In hun beginjaren speelden onder meer Joy Division, New Order en Duran Duran als support act van zijn shows. Het was dan ook op voorhand al duidelijk dat het een memorabele avond zou worden.
Mike Garry is de vaste support act van John Cooper Clarke en mocht ook in Gent het publiek opwarmen. Hij is niet van de minste. Voor hij zijn leven volledig aan de dichtkunst wijdde, werkte hij 15 jaar als bibliothecaris. Sinds 1995 trekt hij de wereld rond als dichter.
Hij trad op met bands zoals I Am Kloot, Badly Drawn Boy en The Fall. Hij werkte samen met gevangenissen, kindertehuizen, psychiatrische ziekenhuizen en publiceerde meerdere dichtbundels, waaronder God Is A Manc.
In opdracht van de BBC schreef Mike een gedicht ter ere van Tony Wilson (Factory Records en oprichter van The Hacienda in Manchester). Het resultaat, St Anthony, kregen we ook in de Handelsbeurs te horen. Naar het einde toe was er even verwarring. Blijkbaar was er een tijdslot van 15 minuten voorzien voor het voorprogramma, maar kwam het afgesproken signaal van de tourmanager (Roy) er niet, waardoor Mike onvoorbereid en gedwongen zijn performance verder diende te zetten tot na een half uur het signaal wel kwam. Maar geen nood, hij loste dit ingenieus en met humor op, waardoor het roepen naar Roy en het verwijzen naar de afgesproken 15 minuten voor velen onder ons gewoon een onderdeel van de act leek te zijn. Een perfecte, zeer entertainende start van wat een intrigerende en amusante avond zou worden.

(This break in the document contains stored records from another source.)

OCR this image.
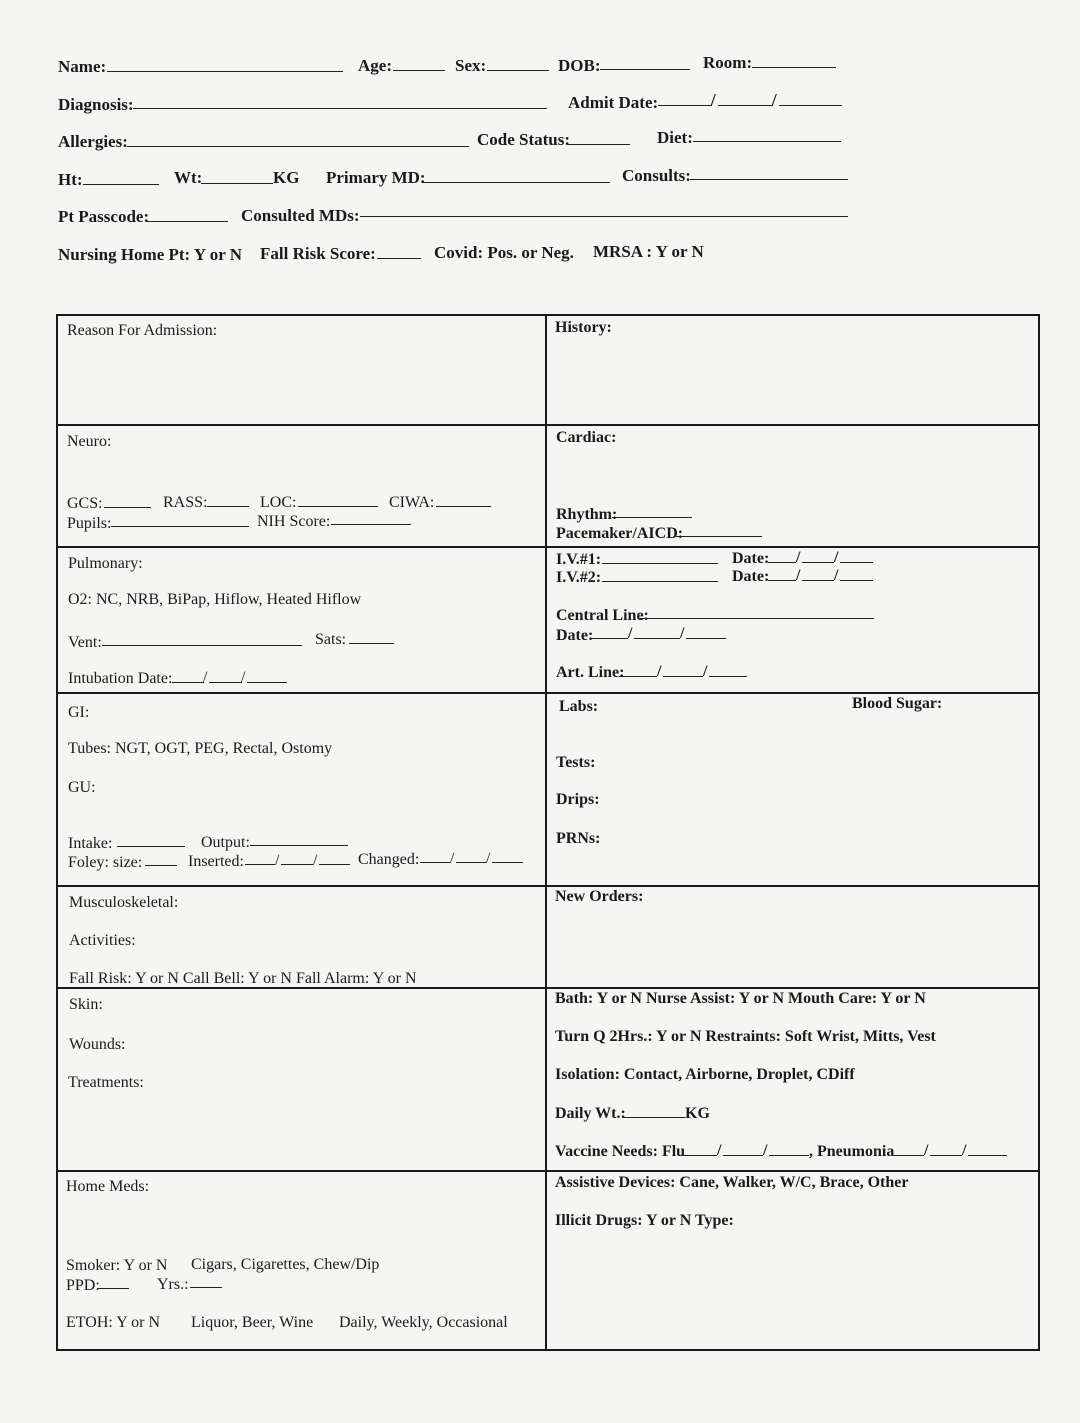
Name:	Age:	Sex:	DOB:	Room:
Diagnosis:	Admit Date:	/	/
Allergies:	Code Status:	Diet:
Ht:	Wt:	KG Primary MD:	Consults:
Pt Passcode:	Consulted MDs:
Nursing Home Pt: Y or N Fall Risk Score:	Covid: Pos. or Neg. MRSA : Y or N
Reason For Admission:	History:
Neuro:
GCS:	RASS:	LOC:	CIWA:
Pupils:	NIH Score:
Cardiac:
Rhythm:
Pacemaker/AICD:
Pulmonary:
O2: NC, NRB, BiPap, Hiflow, Heated Hiflow
Vent:	Sats:
Intubation Date: / /
I.V.#1:	Date: / /
I.V.#2:	Date: / /
Central Line:
Date: /	/
Art. Line: /	/
GI:
Tubes: NGT, OGT, PEG, Rectal, Ostomy
GU:
Intake:	Output:
Foley: size:	Inserted: / /	Changed: / /
Labs:	Blood Sugar:
Tests:
Drips:
PRNs:
Musculoskeletal:
Activities:
Fall Risk: Y or N Call Bell: Y or N Fall Alarm: Y or N
New Orders:
Skin:
Wounds:
Treatments:
Bath: Y or N Nurse Assist: Y or N Mouth Care: Y or N
Turn Q 2Hrs.: Y or N Restraints: Soft Wrist, Mitts, Vest
Isolation: Contact, Airborne, Droplet, CDiff
Daily Wt.:	KG
Vaccine Needs: Flu /	/	, Pneumonia / /
Home Meds:
Smoker: Y or N Cigars, Cigarettes, Chew/Dip
PPD:	Yrs.:
ETOH: Y or N Liquor, Beer, Wine Daily, Weekly, Occasional
Assistive Devices: Cane, Walker, W/C, Brace, Other
Illicit Drugs: Y or N Type:
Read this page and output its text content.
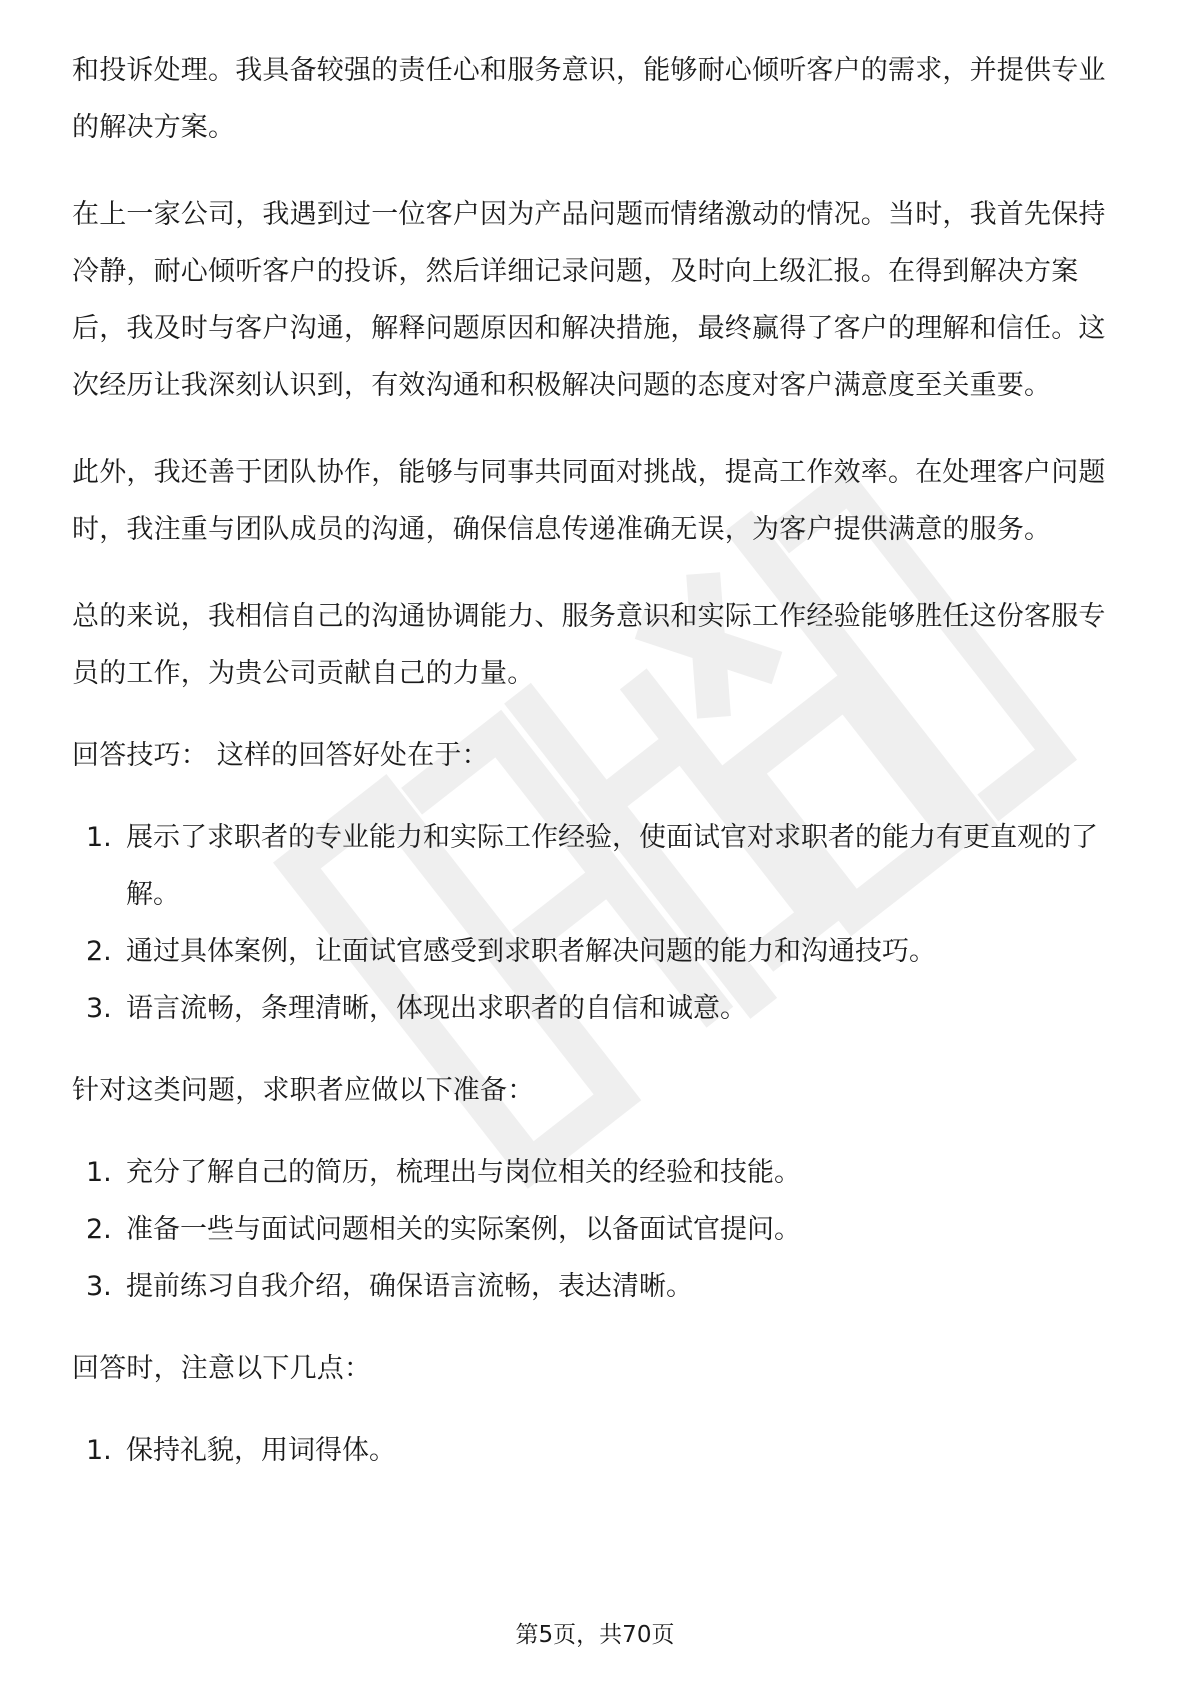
和投诉处理。我具备较强的责任心和服务意识，能够耐心倾听客户的需求，并提供专业的解决方案。

在上一家公司，我遇到过一位客户因为产品问题而情绪激动的情况。当时，我首先保持冷静，耐心倾听客户的投诉，然后详细记录问题，及时向上级汇报。在得到解决方案后，我及时与客户沟通，解释问题原因和解决措施，最终赢得了客户的理解和信任。这次经历让我深刻认识到，有效沟通和积极解决问题的态度对客户满意度至关重要。

此外，我还善于团队协作，能够与同事共同面对挑战，提高工作效率。在处理客户问题时，我注重与团队成员的沟通，确保信息传递准确无误，为客户提供满意的服务。

总的来说，我相信自己的沟通协调能力、服务意识和实际工作经验能够胜任这份客服专员的工作，为贵公司贡献自己的力量。

回答技巧： 这样的回答好处在于：

1. 展示了求职者的专业能力和实际工作经验，使面试官对求职者的能力有更直观的了解。
2. 通过具体案例，让面试官感受到求职者解决问题的能力和沟通技巧。
3. 语言流畅，条理清晰，体现出求职者的自信和诚意。

针对这类问题，求职者应做以下准备：

1. 充分了解自己的简历，梳理出与岗位相关的经验和技能。
2. 准备一些与面试问题相关的实际案例，以备面试官提问。
3. 提前练习自我介绍，确保语言流畅，表达清晰。

回答时，注意以下几点：

1. 保持礼貌，用词得体。
第5页，共70页
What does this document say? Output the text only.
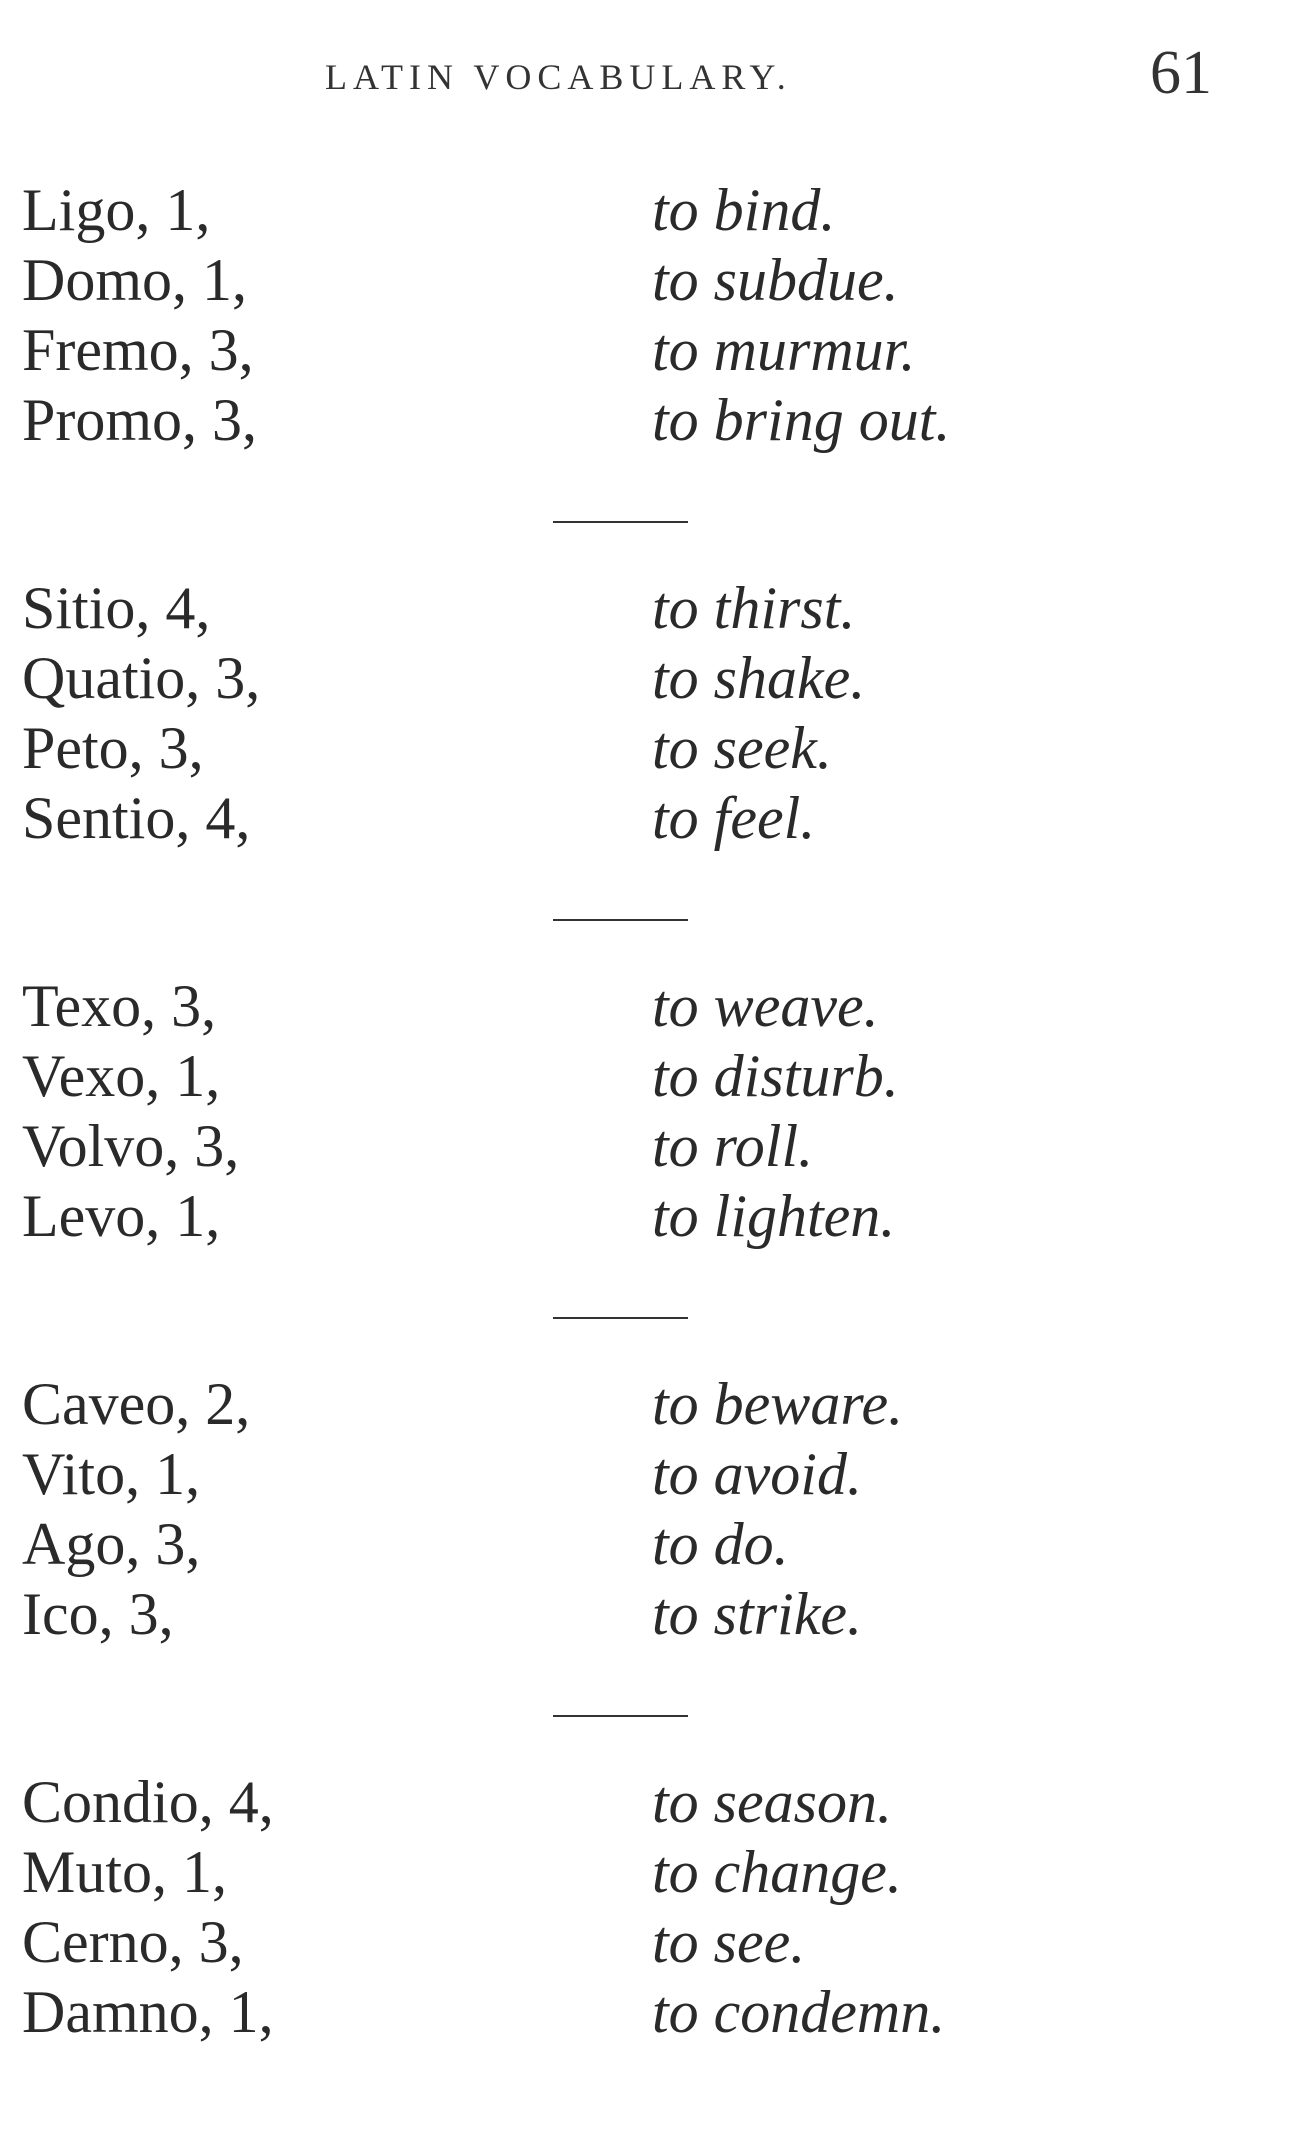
LATIN VOCABULARY.	61
Ligo, 1,	to bind.
Domo, 1,	to subdue.
Fremo, 3,	to murmur.
Promo, 3,	to bring out.
Sitio, 4,	to thirst.
Quatio, 3,	to shake.
Peto, 3,	to seek.
Sentio, 4,	to feel.
Texo, 3,	to weave.
Vexo, 1,	to disturb.
Volvo, 3,	to roll.
Levo, 1,	to lighten.
Caveo, 2,	to beware.
Vito, 1,	to avoid.
Ago, 3,	to do.
Ico, 3,	to strike.
Condio, 4,	to season.
Muto, 1,	to change.
Cerno, 3,	to see.
Damno, 1,	to condemn.
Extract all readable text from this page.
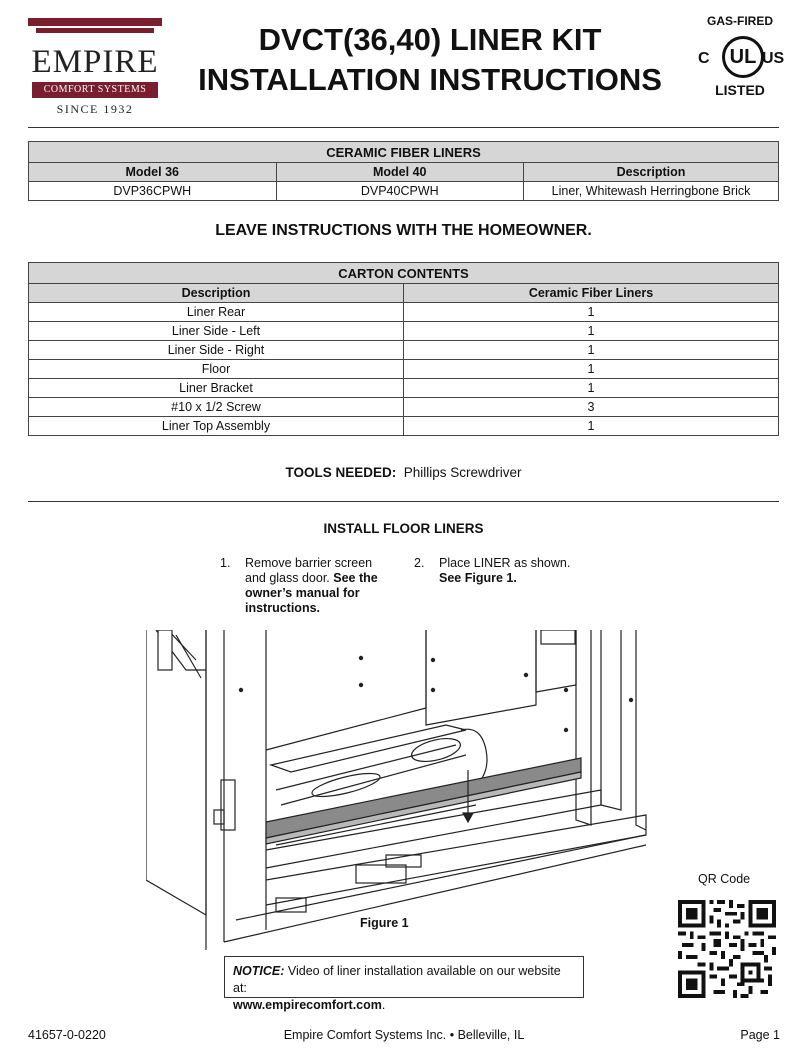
EMPIRE
COMFORT SYSTEMS
SINCE 1932
DVCT(36,40) LINER KIT
INSTALLATION INSTRUCTIONS
GAS-FIRED
C	UL US
LISTED
CERAMIC FIBER LINERS		
Model 36	Model 40	Description
DVP36CPWH	DVP40CPWH	Liner, Whitewash Herringbone Brick
LEAVE INSTRUCTIONS WITH THE HOMEOWNER.
CARTON CONTENTS	
Description	Ceramic Fiber Liners
Liner Rear	1
Liner Side - Left	1
Liner Side - Right	1
Floor	1
Liner Bracket	1
#10 x 1/2 Screw	3
Liner Top Assembly	1
TOOLS NEEDED: Phillips Screwdriver
INSTALL FLOOR LINERS
1. Remove barrier screen
and glass door. See the
owner’s manual for
instructions.
2. Place LINER as shown.
See Figure 1.
Figure 1
QR Code
NOTICE: Video of liner installation available on our website at:
www.empirecomfort.com.
41657-0-0220	Empire Comfort Systems Inc. • Belleville, IL	Page 1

Na deze succesvolle opener was het tijd voor het fenomeen waar we vol anticipatie op aan het wachten waren: Dr. John Cooper Clarke. Onder luid gejuich betrad de man het podium en na wat inleidende woorden en grapjes, begon hij met Guest List. Hij grapte vooraf dat al wie gratis binnen mocht en niet op zijn lijst stond, alsnog zou moeten betalen an wel vertrekken.
De huidige tour draait om zijn nieuwe dichtbundel getiteld What, (waarvan de cover ook de backdrop bleek te zijn). Terloops liet JCC ons weten dat het boek verkrijgbaar is in de gebruikelijke boekenwinkels. Hier dus geen merchandise, geen voorraadje mee om ter plaatse te verkopen (dit in tegenstelling tot Mike Garry, die zijn waar in de lobby zou verkopen).
We kregen een uitgebalanceerde mengeling van Britse stand-up comedy met een hoek af, limericks, het occasionele liedje, jingles (onder meer eentje die hij voor Martini creëerde), haiku’s en volwaardige gedichten. En hoewel zijn stem het enige instrument was, voelde de avond toch erg muzikaal, en uiteraard heel erg punk. Op een bepaald moment verwees hij zelfs naar ons eigenste Eddy Wally (God weet welk opzoekingswerk daaraan vooraf is gegaan).
In de aanloop naar het gedicht Get Back On Drugs You Fat Fuck verwees hij naar zijn eigen drugsverleden (dat ondertussen al een tijd achter hem ligt). Ook nieuw werk, Everybody Loves A Yunkyard, dat nog niet werd gepubliceerd, kon ons wel bekoren. Als intro voor I’ve Fallen In Love With My Wife kwamen we meer te weten over de meerdere mislukte huwelijken van de artiest en hoe gelukkig hij momenteel is met zijn huidige vrouw. Wijsheid komt allicht met de jaren.
Tour manager Johnny Green, die in normale omstandigheden JCC introduceert, kon er om medische redenen niet bij zijn, maar kreeg wel oprechte dankbetuigingen van zijn protegee. Ook Evidently Chickentown passeerde de revue. Het gedicht werd in meerdere films gebruikt, alsook op het einde van een aflevering van de Amerikaanse serie The Sopranos.
De avond vloog voorbij, geen seconde verveelde en het bulderlachen kwam van alle kanten in een goed gevulde Handelsbeurs. De set kwam tot een einde met het welbekende Twat (waar we stiekem op aan het wachten waren) en I Wanna Be Yours dat gekend staat als ’s werelds meest populaire huwelijksgedicht. Dat komt onder andere doordat de tekst gedeeltelijk gebruikt werd door niemand minder dan Arctic Monkeys op hun plaat AM. Het was lang geleden dat we ons nog zo geamuseerd hadden!